= Georgy Roshko =

French Catholic priest (1915–2003)

George Leonidovich Roshko (Rochcau; 31 December 1915, Cannes, France – 10 August 2003, Paris, France) was a priest of the Catholic Church, Plenipotentiary Visitator for Congregation for the Oriental Churches in leading Russian Catholic ministry in the world, a member of the Pontifical Council Cor Unum, member of the International Catholic Migration Commission, a member of the Pontifical Commission for the codification of Eastern Canon Law, rector of the parish of the Holy Trinity in Paris and a member of Russian apostolate.

==Biography==

Born into a noble family descended from the leading one of the boyars Dimitrie Cantemir, Roshko was baptized in the Eastern Orthodox Church. His father, Leonid Roshko, served as naval officer and his mother was Maria Alexandrova. His brother Vsevolod Leonidovich Roshko also became a Catholic priest. His uncle, father's brother Vladimir Roshko served as an officer of the Crimean Tatar army and participated in the White movement in 1919, being tortured by the Bolsheviks in Nikolaev. After 1917 the Roshko family went to exile in Japan, from 1918 in the US, and in 1920 moved to Europe, establishing from 1923 in Paris.
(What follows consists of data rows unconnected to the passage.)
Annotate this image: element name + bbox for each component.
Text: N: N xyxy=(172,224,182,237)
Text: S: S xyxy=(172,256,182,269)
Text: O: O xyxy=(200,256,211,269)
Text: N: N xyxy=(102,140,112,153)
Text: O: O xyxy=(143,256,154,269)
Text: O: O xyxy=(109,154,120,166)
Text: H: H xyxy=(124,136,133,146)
==Conversion to Catholicism and ecclesiastical career==
In 1933 George Roshko joined the Catholic Church. Roshko studied at the University of Sorbonne, in 1934 he studied philosophy at the Catholic University of Lille, in 1935 entered the Russicum.
In 1942 Roshko was ordained deacon by the Bishop Pius Eugene Neveu. In 1943 Roshko was ordained Catholic priest. In occupied Paris Roshko assisted Soviet citizens who had escaped from German camps, and the Jews who was in the French Resistance, demobilized from the army with the rank of Major in 1946. After the war, went to Italy to be spiritual father in the camps for Displaced persons. In 1947 he became a teacher at Saint George's boarding school in Meudon. In 1949 at the request of Cardinal Eugene Tisserand he was sent to Brazil to assist in obtaining visas for Russian displaced persons. Then he went to a mission in Paraguay. From 1951 he served in New York City, but because of health problems was forced to return to France. In 1954 he worked in Vietnam through the organization "The Catholic aid."
In 1955 Roshko was to Moscow, where he met with the Patriarch of the Russian Orthodox Church, Alexy I of Moscow and Chairman of the Department for External Church Relations Metropolitan Nicholas (Yarushevich) and visited the Trinity Lavra of St. Sergius and Yasnaya Polyana. From 1956 he studied the situation of Russian Catholic movement abroad. In 1957 he helped the Dean (religion) of Saint Trinity Parish in Paris Pavel Grechishkin and his successor Alexander Kulik (1911-1966). In 1966 was appointed rector of the parish, and was assisted by priests, Henri Petitjean, SJ and Bernard Dupire (1926-2005), and some time in the parish served John Soles. In 1962 Roshko participated in the mission of Russian Doukhobors in Nelson, Canada. From 1963 to 1965 participated in all plenary sessions of Second Vatican Council. In 1978 Roshko was appointed Plenipotentiary Visitator for Congregation for the Oriental Churches in leading Russian Catholic ministry in the world. In this capacity, in particular, presented the award to the right to wear the miter Father Romano Scalfi.

==Final Years==

In 1997 Roshko came to rest lived in Paris, where he died in 2003.

==Works==

Roshko George. In the service of the world's refugees. M .: Stella Aeterna, 2001. S. 208.

Roshko, On the history of the Russian parish in Goiânia / / Friends and acquaintances . São Paulo . 1973, No. 11. with. 1–2.

Roshko G. Innocent IV and the threat of Mongol invasion : the message of the Pope Daniel of Galicia and Alexander Nevsky / / symbol . Paris. 1988, No. 20. with. 112–113.